Utah is working to free 24,000 Medicaid applicants from digital limbo on the federal health insurance portal healthcare.gov.
It’s a slow, manual fix requiring eligibility specialists to pull applicants’ information from a spreadsheet provided by the feds and enter it by hand into the state Department of Workforce Services’ computerized eligibility system. And the solution is temporary.
Buying health insurance
Under the Affordable Care Act, almost all Americans must have health insurance coverage in 2014. The online insurance exchange HealthCare.gov will stay open for enrollment through March 31.
But state officials say Utahns who think they might qualify for Medicaid should consider applying directly through Utah’s Department of Workforce Services at www.jobs.utah.gov.
Need more help?
There are several options for those who need help shopping the Affordable Care Act’s online health exchange:
Go to www.takecareutah.org or call 211 to find the nearest trained navigator
Find a certified insurance broker near you at bit.ly/brokerfind
Online chat at healthcare.gov
Toll-free call center at 1-800-318-2596
The online health exchange is now synced and able to communicate directly with Utah’s eligibility system, said Workforce Services spokesman Nic Dunn.

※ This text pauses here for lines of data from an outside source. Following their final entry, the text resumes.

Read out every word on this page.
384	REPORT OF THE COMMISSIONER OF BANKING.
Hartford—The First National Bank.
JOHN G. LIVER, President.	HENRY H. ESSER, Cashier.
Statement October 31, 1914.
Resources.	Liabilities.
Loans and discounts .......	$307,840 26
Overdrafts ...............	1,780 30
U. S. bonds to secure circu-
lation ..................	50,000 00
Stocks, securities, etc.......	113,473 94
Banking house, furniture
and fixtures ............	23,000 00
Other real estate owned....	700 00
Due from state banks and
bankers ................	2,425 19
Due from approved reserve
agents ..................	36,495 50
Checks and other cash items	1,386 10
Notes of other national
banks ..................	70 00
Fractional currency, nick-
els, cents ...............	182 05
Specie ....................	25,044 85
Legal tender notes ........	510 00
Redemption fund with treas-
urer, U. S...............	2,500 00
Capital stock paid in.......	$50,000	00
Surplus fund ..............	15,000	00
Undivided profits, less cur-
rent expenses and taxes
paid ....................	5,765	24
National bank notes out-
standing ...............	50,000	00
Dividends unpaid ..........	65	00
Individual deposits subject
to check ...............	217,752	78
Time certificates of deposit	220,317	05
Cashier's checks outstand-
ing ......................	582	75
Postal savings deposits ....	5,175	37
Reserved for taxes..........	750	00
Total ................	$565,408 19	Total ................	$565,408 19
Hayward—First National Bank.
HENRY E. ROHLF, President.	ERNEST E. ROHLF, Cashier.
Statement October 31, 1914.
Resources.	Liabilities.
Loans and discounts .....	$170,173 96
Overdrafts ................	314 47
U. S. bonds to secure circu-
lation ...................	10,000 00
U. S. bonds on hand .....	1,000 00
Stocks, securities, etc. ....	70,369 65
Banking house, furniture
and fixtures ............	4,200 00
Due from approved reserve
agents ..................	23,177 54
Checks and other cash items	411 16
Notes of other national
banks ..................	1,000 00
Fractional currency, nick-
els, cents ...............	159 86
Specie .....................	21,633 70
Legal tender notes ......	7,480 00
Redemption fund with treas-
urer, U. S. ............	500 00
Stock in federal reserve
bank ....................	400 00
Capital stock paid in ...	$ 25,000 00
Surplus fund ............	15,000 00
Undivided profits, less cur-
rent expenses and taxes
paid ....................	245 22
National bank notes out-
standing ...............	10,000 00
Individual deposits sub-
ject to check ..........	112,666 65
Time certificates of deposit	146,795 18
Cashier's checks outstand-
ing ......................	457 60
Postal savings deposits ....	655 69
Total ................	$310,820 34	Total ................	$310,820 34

But the connection needs further testing before it can be relied upon to automatically process applications, he said.
Utah had hoped to test the connection prior to HealthCare.gov’s launch date on Oct. 1 and was ready to do so. But the feds, buried under Affordable Care Act deadlines and technical glitches, were not.
"We’re now playing catch-up," said Dunn.
The federal exchange used by 36 states was designed to be a one-stop-shop for insurance, funneling consumers into full-priced and subsidized private health plans or the low-income program Medicaid. But some states, including Utah, wanted to retain control over Medicaid eligibility, which meant building data bridges between the exchange and states’ idiosyncratic eligibility systems.
Because those bridges are still under construction, tens-of-thousands of Americans have been deemed eligible for Medicaid or the Children’s Health Insurance Program (CHIP), but await final vetting of their applications by states. They should have been enrolled on Jan. 1.
"They’ve been waiting long enough so we want to work through the backlog of applications as quickly as possible," said Kevin Burt, Workforce Services’ associate director of eligibility.
Burt’s team of caseworkers are now manually working through the first batch of about 12,500 applications backlogged from October and November. When they finish, hopefully by the end of next week, they’ll tackle a second batch of 11,500 who applied in December — but only if the data link isn’t fully functional, Burt said.
Utah’s system has been linked to the federal data hub for weeks, but the two systems aren’t talking.
"We’re doing payload testing to take data they send and pull it into our database, but we’re concerned ... because there’s a lot of duplicate applications and incomplete applications," said Burt. "Nine states have tried this. I’m not aware of a state that has pulled [the data] seamlessly into their system in an automated fashion."
States are also unable to transmit data to the federal hub, namely Medicaid denials. As a result, 1,600 Utahns who aren’t eligible for Medicaid but could qualify for heavily subsidized private insurance also are in a holding pattern.
Federal officials are working with navigators to troubleshoot individual cases.
"We started sending states flat files [containing detailed application information] last month. Some states have been able to handle them immediately," said Mike Fierberg, a regional spokesman at CMS. "The situations are as different as the states are. We’re working with Utah Medicaid on a daily basis to work through the backlog and get people the insurance they need."
The situation in Utah is complicated by its indecision over whether to expand Medicaid.
Burt fears many of the 24,000 Utahns waiting to enroll won’t be eligible. It’s possible that the exchange is assessing eligibility as if Utah had expanded, he said. "We don’t know."
Utah already has "open files" on some applicants, possibly because they’ve applied in the past or gave up on the exchange and applied directly through Workforce Services. Burt expects to move through those applications quickly.
But some applications in the federal spreadsheet show missing information. Workforce Services will have to reach out to those applicants with a formal letter seeking more information, which will take more time, said Burt.